MAHKEMESİ :KADASTRO MAHKEMESİ
DAVA TÜRÜ : KADASTRO
KANUN YOLU : TEMYİZ
Taraflar arasında kadastro tespitinden doğan dava sonucunda verilen hükmün Yargıtay"ca incelenmesi istenilmekle; temyiz isteğinin süresinde olduğu anlaşıldı, inceleme raporu ve dosyadaki belgeler okundu, GEREĞİ GÖRÜŞÜLDÜ:
Kadastro sırasında Ekizler Köyü çalışma alanında bulunan 102 ada 16 parsel sayılı 5849,81 metrekare yüzölçümündeki taşınmaz, kazandırıcı zamanaşımı zilyetliği nedeni ile davalı ... adına tespit edilmiştir. Davacı Hazine, yasal süresi içinde taşınmazın kaçak ve yitik kişiden Hazineye intikal eden yerlerden olduğu iddiasına dayanarak dava açmıştır.

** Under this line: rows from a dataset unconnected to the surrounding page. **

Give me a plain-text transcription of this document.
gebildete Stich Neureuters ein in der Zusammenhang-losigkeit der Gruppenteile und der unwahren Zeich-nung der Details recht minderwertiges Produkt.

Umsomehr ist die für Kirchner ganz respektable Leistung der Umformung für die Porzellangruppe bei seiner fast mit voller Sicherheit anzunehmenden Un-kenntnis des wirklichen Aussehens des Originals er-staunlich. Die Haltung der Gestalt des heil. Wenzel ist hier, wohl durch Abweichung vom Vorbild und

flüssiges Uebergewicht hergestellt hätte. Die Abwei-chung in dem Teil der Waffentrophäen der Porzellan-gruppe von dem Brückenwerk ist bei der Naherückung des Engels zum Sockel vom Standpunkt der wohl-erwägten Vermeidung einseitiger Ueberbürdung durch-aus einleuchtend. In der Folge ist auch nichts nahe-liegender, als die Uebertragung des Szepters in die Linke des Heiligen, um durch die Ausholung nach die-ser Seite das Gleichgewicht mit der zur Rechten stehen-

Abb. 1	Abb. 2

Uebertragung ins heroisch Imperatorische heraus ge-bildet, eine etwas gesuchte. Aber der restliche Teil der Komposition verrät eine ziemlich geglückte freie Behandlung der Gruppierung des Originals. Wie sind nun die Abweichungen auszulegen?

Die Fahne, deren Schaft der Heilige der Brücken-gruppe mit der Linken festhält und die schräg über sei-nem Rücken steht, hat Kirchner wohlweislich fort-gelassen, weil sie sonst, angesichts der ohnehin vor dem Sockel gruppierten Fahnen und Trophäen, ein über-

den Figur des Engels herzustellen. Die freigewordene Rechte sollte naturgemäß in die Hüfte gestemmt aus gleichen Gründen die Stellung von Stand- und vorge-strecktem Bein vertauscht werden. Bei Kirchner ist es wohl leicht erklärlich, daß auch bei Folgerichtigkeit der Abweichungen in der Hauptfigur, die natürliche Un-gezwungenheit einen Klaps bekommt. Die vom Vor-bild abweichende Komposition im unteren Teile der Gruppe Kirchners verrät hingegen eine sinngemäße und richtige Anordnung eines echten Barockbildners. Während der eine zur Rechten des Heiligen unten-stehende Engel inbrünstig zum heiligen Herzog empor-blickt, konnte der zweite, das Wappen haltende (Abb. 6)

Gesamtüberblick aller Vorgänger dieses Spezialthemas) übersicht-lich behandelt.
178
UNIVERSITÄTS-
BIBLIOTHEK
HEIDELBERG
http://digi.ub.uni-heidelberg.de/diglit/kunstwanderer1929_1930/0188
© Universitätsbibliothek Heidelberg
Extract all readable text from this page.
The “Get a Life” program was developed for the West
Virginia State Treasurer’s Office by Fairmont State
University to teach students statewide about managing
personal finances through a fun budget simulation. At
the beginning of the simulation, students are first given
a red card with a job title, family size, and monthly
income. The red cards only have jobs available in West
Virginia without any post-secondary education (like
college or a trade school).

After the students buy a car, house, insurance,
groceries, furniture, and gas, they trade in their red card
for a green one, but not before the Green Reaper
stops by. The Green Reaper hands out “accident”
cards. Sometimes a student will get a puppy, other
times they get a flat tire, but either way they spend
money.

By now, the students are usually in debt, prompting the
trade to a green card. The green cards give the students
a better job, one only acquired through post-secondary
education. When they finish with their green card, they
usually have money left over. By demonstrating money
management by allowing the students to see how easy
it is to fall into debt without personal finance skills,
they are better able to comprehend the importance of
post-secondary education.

Mahkemece yapılan yargılama sonunda davanın kısmen kabulüne, dava konusu taşınmazın 5330,17 metrekarelik kısmının kadastro tespitinin iptali ile davacı Hazine adına tesciline, aynı taşınmazın 519,64 metrekarelik kısmının ise tespit gibi tescillerine karar verilmiş; hüküm, davacı Hazine vekili ve davalı ... tarafından temyiz edilmiştir.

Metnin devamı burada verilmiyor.